Step 5: The silent bank drain
As soon as you grant SMS permissions, the scammers win. The malicious app runs silently in the background. The scammers use your leaked phone number to initiate password resets on your net banking or trigger UPI transactions. When your bank sends the One Time Password (OTP) to your phone, the fake e-challan app intercepts it. The app hides the text message from your screen and forwards the OTP directly to a server controlled by the hackers. They use the OTP to authorize the transaction. You only realize you have been robbed when you check your bank balance later.
Warning signs of a fake traffic fine text
You can easily tell the difference between a real government message and a scam if you know what to look for. Keep these warning signs in mind.
- The link does not end in gov.in. Every official Indian government portal uses the .gov.in domain. The real website for traffic fines is echallan.parivahan.gov.in.
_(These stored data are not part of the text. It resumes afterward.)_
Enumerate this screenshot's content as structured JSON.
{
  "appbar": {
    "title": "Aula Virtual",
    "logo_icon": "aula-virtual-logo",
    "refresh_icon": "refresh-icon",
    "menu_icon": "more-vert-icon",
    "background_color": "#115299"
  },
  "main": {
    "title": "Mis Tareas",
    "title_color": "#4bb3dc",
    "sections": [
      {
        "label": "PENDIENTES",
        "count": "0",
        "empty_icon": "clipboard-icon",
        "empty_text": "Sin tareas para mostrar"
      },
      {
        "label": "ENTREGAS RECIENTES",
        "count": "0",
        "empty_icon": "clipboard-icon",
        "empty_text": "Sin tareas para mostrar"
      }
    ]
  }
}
- The message comes from a standard personal mobile number. Official traffic police alerts come from shortcodes like VD-ECHALN or similar verified sender IDs.
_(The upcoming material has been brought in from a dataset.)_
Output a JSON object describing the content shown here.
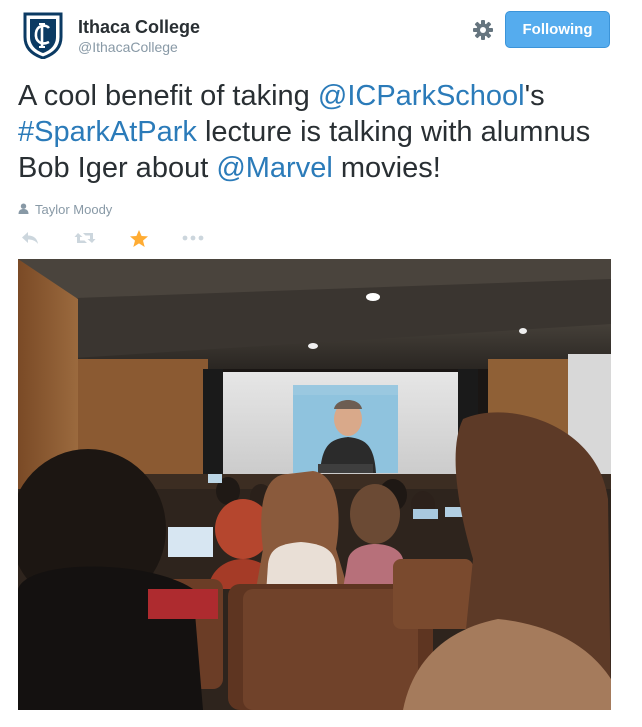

- The website asks you to download an application. The real Parivahan website allows you to pay fines directly through your web browser. It never forces you to download an APK file to process a payment.
- Your phone issues a security warning. If your device tells you an app is from an unknown source or contains malware, stop immediately.
How to protect yourself from e-challan fraud
Protecting your money requires a mix of skepticism and good device security habits. The most effective defense is to never click links in text messages, regardless of who appears to have sent them.
If you receive a message about a traffic fine, open your web browser manually and type in the official Parivahan URL. You can also download the official mParivahan app from the Google Play Store or Apple App Store. Enter your vehicle details there to verify if the fine is real.
You should also disable the ability to install apps from unknown sources on your Android device. Go to your phone settings, search for "Install unknown apps," and ensure this permission is turned off for your web browsers and file managers. If you want to learn more about securing your device, check our mobile security guides.
Finally, review the app permissions on your phone regularly. Go to your settings and look at which applications have access to your SMS messages. Remove this permission for any app that does not strictly need it, like calculators, games, or random utility tools. We review safe utility apps in our tech tools section if you need reliable alternatives.
Where to report fake challan scams
Time is critical if you have fallen for this scam. If you clicked the link, downloaded the APK, and granted permissions, the scammers have full access to your OTPs right now.
Immediately turn on Airplane Mode on your phone. This disconnects the device from the internet and cellular networks, preventing the malicious app from forwarding any more OTPs to the scammers.
Find another phone to call your bank immediately. Ask them to freeze your bank accounts, block your debit and credit cards, and disable your UPI ID. Tell them your device has been compromised by malware.
Next, you must report the crime to the authorities. The Indian Cyber Crime Coordination Centre operates a dedicated helpline for financial fraud. Call 1930 immediately to report the unauthorized transactions. You should also file a detailed complaint on the national cybercrime portal at cybercrime.gov.in. Provide them with the scam SMS, the sender's phone number, the fake website URL, and your bank statements showing the fraudulent transfers. CERT-In also issues regular advisories on these malware campaigns, which you can monitor to stay aware of new threats.
Do not turn your compromised phone back on normally until you have performed a complete factory reset. A factory reset will wipe all data, including the hidden malicious APK, restoring your phone to its original safe state.